Tuesday, August 30, 2011

Let's Take the Long Way Home: A Memoir of Friendship by Gail Caldwell

I'm happy to welcome everyone to the last stop of TLC 's book tour for Gail Caldwell's Let's Take the Long Way Home: A Memoir of Friendship.     There are a few friendships that leave their mark on us.  In sharing the details of her friendship with Caroline Knapp, Gail Caldwell is frank, funny, and complex. 

She told met later that she had been walking around that day exhausted, half undone by the exposure she was getting, and that talking to me had been a balm--I was more interested in her dog than in her book sales.  So was she: We were like new moms in the park, trading vital bits of information about our charges that was enthralling only to us.  I mentioned a two-thousand-acre wooded reserve north of the city called Middlesex Fells, where I was training my headstrong sled dog to run off-lead, and Caroline asked how to get there.  Because the route was complicated, I explained it self-consciously, afraid that she was being polite and I was being long-winded.  The place was half an hour away, tough to find even without traffic, and only someone devoted to training as I was, would ever bother to find it.
A week later, at the Fells, I heard someone calling my name across Sheepfold Meadow, and I saw Caroline on the edge of the grounds, waving and smiling.  I was surprised and pleased--she must have actually remembered my byzantine directions, then followed through. Paying attention, I was would come to find out, was one of the things Caroline did. She called me a few days later to propose a walk together; when she couldn't reach me, she called again.  An introvert with a Texan's affability, I was well-intentioned but weak on follow-through; not without reason did an old friend refer to me as a gregarious hermit. I wanted the warmth of spontaneous connection and the freedom to be left alone.  Caroline knocked politely on the front door of my interior space,  waited, then knocked again. -- Gail Caldwell in Let's Take the Long Way Home
Let's Take the Long Way Home: A Memoir of Friendship
The blurb:
They met over the dogs, both writers, Gail Caldwell and Caroline Knapp became best friends, talking about everything from their shared history of a struggle with alcohol to their relationships with men and colleagues, and their love of writing and books.  They walked the woods of New England and rowed on the Charles River, and the miles they logged onland and water and became a measure of the interior ground they covered.  These two private, fiercely self-reliant women created an attachment more profound than either of them could ever have foreseen.  With her signature exquisite prose, Caldwell mines the deepest levels of devotion and grief in this moving memoir about treasuring and losing a best friend, and coming of age in midlife.

Review:
I loved Let's Take the Long Way Home: A Memoir of Friendship.  It is easy to picture and relate to the life she describes in brief, "single woman, doesn't want kids, loves dogs."  I'm tempted to quote Caldwell's long explanation as well because she says it so well.  But then I've marked my copy of the book in so many places and I realize that quoting whole sections of her book makes for a boring review. 

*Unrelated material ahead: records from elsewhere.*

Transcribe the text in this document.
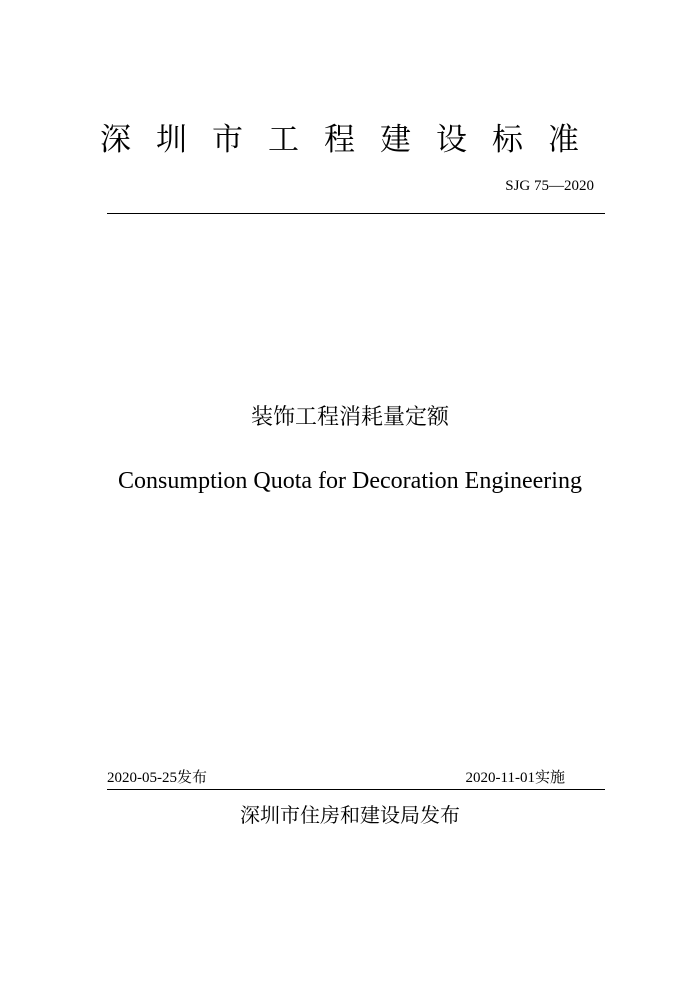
深圳市工程建设标准
SJG 75—2020
装饰工程消耗量定额
Consumption Quota for Decoration Engineering
2020-05-25发布	2020-11-01实施
深圳市住房和建设局发布
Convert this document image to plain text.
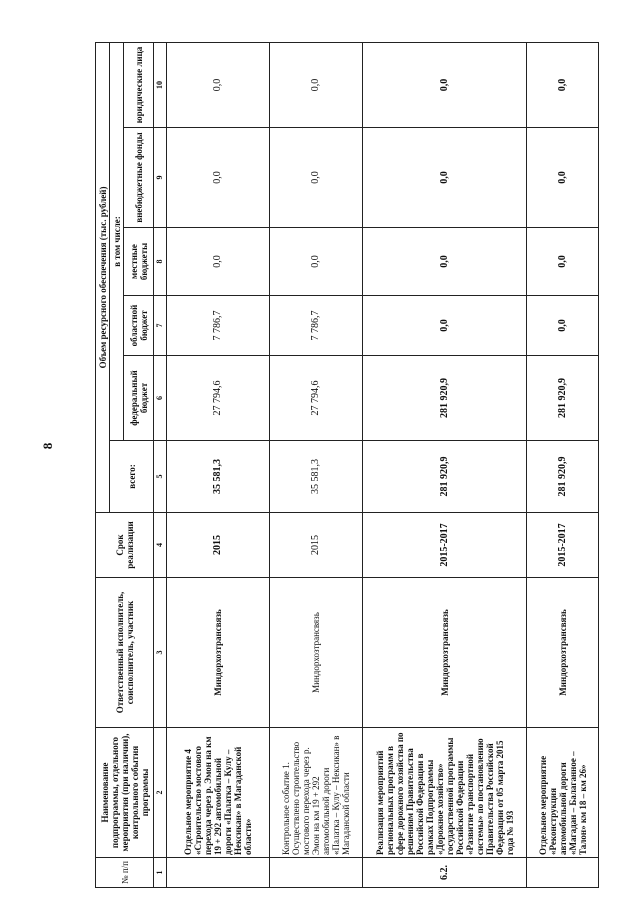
8
№ п/п	Наименование подпрограммы, отдельного мероприятия (при наличии), контрольного события программы	Ответственный исполнитель, соисполнитель, участник	Срок реализации	Объем ресурсного обеспечения (тыс. рублей)					
				всего:	в том числе:				
					федеральный бюджет	областной бюджет	местные бюджеты	внебюджетные фонды	юридические лица
1	2	3	4	5	6	7	8	9	10
	Отдельное мероприятие 4 «Строительство мостового перехода через р. Эмон на км 19 + 292 автомобильной дороги «Палатка – Кулу – Нексикан» в Магаданской области»	Миндорхозтрансвязь	2015	35 581,3	27 794,6	7 786,7	0,0	0,0	0,0
	Контрольное событие 1. Осуществлено строительство мостового перехода через р. Эмон на км 19 + 292 автомобильной дороги «Палатка – Кулу – Нексикан» в Магаданской области	Миндорхозтрансвязь	2015	35 581,3	27 794,6	7 786,7	0,0	0,0	0,0
6.2.	Реализация мероприятий региональных программ в сфере дорожного хозяйства по решениям Правительства Российской Федерации в рамках Подпрограммы «Дорожное хозяйство» государственной программы Российской Федерации «Развитие транспортной системы» по постановлению Правительства Российской Федерации от 05 марта 2015 года № 193	Миндорхозтрансвязь	2015-2017	281 920,9	281 920,9	0,0	0,0	0,0	0,0
	Отдельное мероприятие «Реконструкция автомобильной дороги «Магадан – Балаганное – Талон» км 18 – км 26»	Миндорхозтрансвязь	2015-2017	281 920,9	281 920,9	0,0	0,0	0,0	0,0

What I loved about the book and why I recommend it: Caldwell writes so well and the story of their friendship will remind you of the best friendships that you've made.  The humor, support, kindness, and closeness that Caroline and Gail shared come across so well. 

The  independence and strength that Gail and Caroline seem to share is inspiring as well.  The book reminds me of the times when I've felt as independent, certain and strong and of the people that help us stay strong.   It's not that Let's Take the Long Way Home is in any way a self help book.  But reading about Caroline and Gail, their lives and stories,  encourages us to better understand our own. Beautifully written, incisive, and funny, Let's Take the Long Way Home is a book to savor.

ISBN-10: 0812979117 - Paperback $ 14.00
Publisher: Random House Trade Paperbacks; Reprint edition (August 9, 2011), 224 pages.
Review copy provided by the publisher and TLC Book Tours.

About the Author:
Gail Caldwell is the former chief book critic for the Boston Globe, where she was a staff writer and critic for more than twenty years.  In 2001 she was awarded the Pulitzer Prize for distinguished criticism.  She is also the author of a memoir of her native Texas, A Strong West Wind. Caldwell lives in Cambridge, Massachusetts.

1 comment:

  1. This sounds like an inspiring story - I'm glad to see how much you enjoyed it.